HugeCTR
HugeCTR copied to clipboard
[BUG] Unable to run multi-node
Describe the bug Followed the instructions provided in https://github.com/NVIDIA-Merlin/HugeCTR/tree/master/tutorial/multinode-training and setup the environment exactly as suggested. Including building HugeCTR separately with MULTI_NODE_ENABLED. However when trying to run it using run_multinode.sh receive the following error -
ORTE was unable to reliably start one or more daemons.
This usually is caused by:
* not finding the required libraries and/or binaries on
one or more nodes. Please check your PATH and LD_LIBRARY_PATH
settings, or configure OMPI with --enable-orterun-prefix-by-default
* lack of authority to execute on one or more specified nodes.
Please verify your allocation and authorities.
* the inability to write startup files into /tmp (--tmpdir/orte_tmpdir_base).
Please check with your sys admin to determine the correct location to use.
* compilation of the orted with dynamic libraries when static are required
(e.g., on Cray). Please check your configure cmd line and consider using
one of the contrib/platform definitions for your system type.
* an inability to create a connection back to mpirun due to a
lack of common network interfaces and/or no route found between
them. Please check network connectivity (including firewalls
and network routing requirements).
To Reproduce Steps to reproduce the behavior:
- Build docker container using instructions provided here - https://nvidia-merlin.github.io/HugeCTR/master/hugectr_contributor_guide.html#how-to-start-your-development
- Configured build directory in run_multinode.sh
- bash run_multinode.sh Expected behavior Successful execution of script.
Environment (please complete the following information):
- OS: Ubuntu 18.04
- Graphic card: Nvidia P100
- CUDA version: CUDA 11.2
- Docker image - Followed the docker file provided here https://github.com/NVIDIA-Merlin/Merlin/blob/main/docker/training/dockerfile.ctr
Hi @iidsample Thanks for trying out HugeCTR! About the multinot-training tutorial, unfortunatly it's currently out of data and will be removed in next release. For now, we provide docker image in Merlin ngc which already support multi-node training for HugeCTR. You can choose to use some cluster job scheduler like srun to launch job on multinode. Thanks!
Hi @shijieliu,
Thanks for your reply. Is there some way to launch without slurm. Like just on a bunch of nodes. It will be great help if you can provide some direction or steps to do so. Thank you.

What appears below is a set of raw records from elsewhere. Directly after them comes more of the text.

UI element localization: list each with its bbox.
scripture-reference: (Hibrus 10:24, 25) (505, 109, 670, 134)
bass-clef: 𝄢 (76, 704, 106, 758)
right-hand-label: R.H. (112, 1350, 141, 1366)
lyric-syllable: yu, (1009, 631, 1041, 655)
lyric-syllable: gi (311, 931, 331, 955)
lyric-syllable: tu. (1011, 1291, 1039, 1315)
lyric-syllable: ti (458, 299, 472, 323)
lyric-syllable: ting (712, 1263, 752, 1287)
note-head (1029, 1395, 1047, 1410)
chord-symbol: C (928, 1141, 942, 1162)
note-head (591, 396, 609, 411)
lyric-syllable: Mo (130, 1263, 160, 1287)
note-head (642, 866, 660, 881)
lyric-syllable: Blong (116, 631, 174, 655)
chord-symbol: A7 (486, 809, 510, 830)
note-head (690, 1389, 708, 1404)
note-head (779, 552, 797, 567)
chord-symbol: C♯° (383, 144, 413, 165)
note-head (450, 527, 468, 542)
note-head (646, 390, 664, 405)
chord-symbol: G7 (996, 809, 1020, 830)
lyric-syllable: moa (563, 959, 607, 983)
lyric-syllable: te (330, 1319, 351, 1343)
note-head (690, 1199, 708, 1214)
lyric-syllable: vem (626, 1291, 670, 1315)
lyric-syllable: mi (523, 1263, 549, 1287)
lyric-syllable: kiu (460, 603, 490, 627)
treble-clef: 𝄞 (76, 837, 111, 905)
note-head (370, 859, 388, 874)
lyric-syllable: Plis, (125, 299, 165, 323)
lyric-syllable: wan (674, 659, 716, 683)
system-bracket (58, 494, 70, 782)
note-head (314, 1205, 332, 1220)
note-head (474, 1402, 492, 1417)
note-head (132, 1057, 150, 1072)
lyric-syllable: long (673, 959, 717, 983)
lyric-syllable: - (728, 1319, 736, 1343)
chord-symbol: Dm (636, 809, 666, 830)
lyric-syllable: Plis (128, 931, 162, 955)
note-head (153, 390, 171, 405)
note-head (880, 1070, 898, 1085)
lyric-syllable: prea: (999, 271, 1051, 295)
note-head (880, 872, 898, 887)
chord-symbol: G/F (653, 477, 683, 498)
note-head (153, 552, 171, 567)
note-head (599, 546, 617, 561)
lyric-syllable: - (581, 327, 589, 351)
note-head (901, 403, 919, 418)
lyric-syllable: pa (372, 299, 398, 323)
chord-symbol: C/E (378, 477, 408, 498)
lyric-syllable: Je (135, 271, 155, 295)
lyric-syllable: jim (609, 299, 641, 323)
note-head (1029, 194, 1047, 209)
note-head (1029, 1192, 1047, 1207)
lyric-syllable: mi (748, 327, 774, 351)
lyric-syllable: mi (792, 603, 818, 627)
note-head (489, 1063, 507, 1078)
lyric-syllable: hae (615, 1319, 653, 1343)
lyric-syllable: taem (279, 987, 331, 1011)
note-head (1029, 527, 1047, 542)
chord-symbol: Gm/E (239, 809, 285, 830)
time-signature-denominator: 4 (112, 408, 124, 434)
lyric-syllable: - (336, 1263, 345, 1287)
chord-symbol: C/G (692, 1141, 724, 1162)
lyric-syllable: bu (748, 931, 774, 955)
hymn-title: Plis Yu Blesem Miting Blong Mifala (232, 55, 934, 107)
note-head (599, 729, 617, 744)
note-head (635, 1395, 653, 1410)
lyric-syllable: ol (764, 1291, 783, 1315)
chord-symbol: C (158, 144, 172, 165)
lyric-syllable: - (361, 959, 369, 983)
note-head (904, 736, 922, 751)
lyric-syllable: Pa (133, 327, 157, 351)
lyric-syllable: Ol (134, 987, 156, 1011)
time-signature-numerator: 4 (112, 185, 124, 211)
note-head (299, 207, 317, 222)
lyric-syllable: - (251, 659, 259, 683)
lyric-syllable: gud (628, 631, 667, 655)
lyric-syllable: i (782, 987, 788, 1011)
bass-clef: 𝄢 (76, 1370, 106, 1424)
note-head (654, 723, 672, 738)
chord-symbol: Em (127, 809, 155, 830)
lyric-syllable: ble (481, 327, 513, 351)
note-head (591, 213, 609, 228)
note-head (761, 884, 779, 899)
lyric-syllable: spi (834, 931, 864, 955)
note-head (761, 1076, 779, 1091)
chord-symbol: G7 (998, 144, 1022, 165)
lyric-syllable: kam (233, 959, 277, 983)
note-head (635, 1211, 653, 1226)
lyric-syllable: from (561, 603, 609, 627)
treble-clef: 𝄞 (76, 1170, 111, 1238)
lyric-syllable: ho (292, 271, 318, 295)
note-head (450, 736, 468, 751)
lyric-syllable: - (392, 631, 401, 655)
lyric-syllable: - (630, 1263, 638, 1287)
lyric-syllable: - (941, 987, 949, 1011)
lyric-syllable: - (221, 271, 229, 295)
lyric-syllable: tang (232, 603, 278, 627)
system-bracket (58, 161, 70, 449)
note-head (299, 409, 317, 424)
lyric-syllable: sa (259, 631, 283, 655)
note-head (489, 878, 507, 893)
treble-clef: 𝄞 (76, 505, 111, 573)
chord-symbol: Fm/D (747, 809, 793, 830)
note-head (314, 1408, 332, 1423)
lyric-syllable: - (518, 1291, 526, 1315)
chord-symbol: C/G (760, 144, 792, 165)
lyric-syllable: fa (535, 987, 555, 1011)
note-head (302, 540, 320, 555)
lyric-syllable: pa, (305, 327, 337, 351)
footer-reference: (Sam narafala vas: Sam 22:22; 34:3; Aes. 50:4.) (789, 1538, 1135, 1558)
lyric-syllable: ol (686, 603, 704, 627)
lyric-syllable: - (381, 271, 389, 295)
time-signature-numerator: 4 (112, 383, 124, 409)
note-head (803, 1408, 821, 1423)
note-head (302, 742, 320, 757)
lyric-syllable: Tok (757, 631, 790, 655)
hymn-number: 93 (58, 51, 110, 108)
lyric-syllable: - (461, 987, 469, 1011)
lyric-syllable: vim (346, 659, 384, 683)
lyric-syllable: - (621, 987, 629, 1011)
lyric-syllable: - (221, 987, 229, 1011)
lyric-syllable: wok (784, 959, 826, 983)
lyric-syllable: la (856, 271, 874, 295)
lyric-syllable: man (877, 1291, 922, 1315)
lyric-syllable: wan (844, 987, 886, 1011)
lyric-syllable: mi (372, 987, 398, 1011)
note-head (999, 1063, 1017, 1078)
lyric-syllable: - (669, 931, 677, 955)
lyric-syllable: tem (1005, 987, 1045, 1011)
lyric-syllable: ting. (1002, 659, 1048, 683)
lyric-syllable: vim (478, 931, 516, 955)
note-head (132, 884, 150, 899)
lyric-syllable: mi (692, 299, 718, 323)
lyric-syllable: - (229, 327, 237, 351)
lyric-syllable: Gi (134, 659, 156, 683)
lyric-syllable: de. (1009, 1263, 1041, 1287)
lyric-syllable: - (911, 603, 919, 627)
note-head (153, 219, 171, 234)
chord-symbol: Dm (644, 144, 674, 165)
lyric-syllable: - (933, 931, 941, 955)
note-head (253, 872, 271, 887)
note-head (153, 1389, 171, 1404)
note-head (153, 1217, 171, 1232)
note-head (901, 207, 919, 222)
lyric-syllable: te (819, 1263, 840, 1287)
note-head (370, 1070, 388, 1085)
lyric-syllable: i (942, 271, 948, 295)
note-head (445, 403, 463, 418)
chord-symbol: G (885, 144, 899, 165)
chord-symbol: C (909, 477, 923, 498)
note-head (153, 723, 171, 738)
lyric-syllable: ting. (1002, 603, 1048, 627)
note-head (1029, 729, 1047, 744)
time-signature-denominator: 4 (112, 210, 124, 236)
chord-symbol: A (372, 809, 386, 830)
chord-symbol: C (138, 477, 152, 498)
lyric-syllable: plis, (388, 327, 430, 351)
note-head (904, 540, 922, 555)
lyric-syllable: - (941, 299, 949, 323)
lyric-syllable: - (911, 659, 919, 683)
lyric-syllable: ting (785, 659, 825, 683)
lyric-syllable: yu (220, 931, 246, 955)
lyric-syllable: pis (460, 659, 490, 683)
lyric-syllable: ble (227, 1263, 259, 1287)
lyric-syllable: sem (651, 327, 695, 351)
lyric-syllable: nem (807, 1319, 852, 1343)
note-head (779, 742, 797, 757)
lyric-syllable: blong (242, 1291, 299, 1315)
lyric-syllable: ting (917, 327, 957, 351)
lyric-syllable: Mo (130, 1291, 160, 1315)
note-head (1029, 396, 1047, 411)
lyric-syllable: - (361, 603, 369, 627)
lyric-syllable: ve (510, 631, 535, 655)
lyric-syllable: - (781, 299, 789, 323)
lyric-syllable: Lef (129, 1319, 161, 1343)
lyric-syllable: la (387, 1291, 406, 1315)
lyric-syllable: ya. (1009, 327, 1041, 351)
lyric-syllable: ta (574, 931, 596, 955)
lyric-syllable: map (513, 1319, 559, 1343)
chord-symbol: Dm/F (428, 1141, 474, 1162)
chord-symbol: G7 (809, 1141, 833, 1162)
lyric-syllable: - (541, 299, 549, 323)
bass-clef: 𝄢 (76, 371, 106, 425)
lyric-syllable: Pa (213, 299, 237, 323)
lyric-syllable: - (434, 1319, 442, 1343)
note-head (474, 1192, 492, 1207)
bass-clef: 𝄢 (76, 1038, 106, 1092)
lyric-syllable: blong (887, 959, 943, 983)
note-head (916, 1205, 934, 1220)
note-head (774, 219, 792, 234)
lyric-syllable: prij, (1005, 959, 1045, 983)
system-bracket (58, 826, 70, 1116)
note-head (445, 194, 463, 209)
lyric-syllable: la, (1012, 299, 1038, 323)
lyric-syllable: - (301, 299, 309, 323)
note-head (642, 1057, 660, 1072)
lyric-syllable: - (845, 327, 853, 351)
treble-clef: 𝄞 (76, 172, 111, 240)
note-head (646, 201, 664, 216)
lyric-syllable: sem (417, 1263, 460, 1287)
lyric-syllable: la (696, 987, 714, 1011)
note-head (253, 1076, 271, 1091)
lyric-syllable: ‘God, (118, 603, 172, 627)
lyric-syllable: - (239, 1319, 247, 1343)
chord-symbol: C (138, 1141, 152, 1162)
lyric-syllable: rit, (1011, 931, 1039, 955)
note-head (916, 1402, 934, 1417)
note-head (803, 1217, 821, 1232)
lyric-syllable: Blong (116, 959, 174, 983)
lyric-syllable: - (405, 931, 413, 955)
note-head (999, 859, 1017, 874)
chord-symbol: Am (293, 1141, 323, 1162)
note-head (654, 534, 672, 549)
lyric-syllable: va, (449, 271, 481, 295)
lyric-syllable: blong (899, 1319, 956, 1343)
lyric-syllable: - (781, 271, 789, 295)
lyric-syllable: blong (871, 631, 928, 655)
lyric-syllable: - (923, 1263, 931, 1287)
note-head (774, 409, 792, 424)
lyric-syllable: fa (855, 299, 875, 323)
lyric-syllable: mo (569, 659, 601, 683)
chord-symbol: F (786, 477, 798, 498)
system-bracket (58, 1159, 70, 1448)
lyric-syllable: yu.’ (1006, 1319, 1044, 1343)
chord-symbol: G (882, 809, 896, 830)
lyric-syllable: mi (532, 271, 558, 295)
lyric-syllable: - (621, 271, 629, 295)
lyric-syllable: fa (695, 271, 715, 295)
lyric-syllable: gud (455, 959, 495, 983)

The key idea for launching multi-node training in HugeCTR is to use mpi. Like https://github.com/NVIDIA-Merlin/HugeCTR/blob/master/tutorial/multinode-training/run_multinode.sh#L110 suggests. So the steps can be:
- install and configure mpi in a bunch of nodes
- use the docker image in Merlin ngc to lanuch container in each node. Use mpi in container to launch training.
Hi @shijieliu,
Thanks for your quick reply. Unfortunately I have been having a lot trouble setting up mpi in the container to launch training. Essentially running mpirun from within the container. By any chance are you aware of a resource or have a guide about running mpi from within the container.
Thank you so much for your help.
Hi,
I have been trying to run HugeCTR in distributed mode. When I try to run mpirun with dcn_2node_8gpu.py i get the following error - Runtime error: Error: the MPI total rank doesn't match the node count
I have made sure that the number of GPU's passed is correct in vvgpu parameter.
It will be great if you can help me with this.
Hi @iidsample
Could you provide more detailed log and scripts? THX!
Hi @iidsample, We are wondering if you have solved the problem? Thanks!
Hi @iidsample ,now we have a multinode tutorial(https://github.com/NVIDIA-Merlin/HugeCTR/tree/master/tutorial/multinode-training) update, you can use script in tutorial to submit a multinode task with MPI. Please check if this update works for you.
Hi @iidsample , because this issue is opened for a long time ,and we will close issue now . If you have another question , you can reopen this issue , and comment.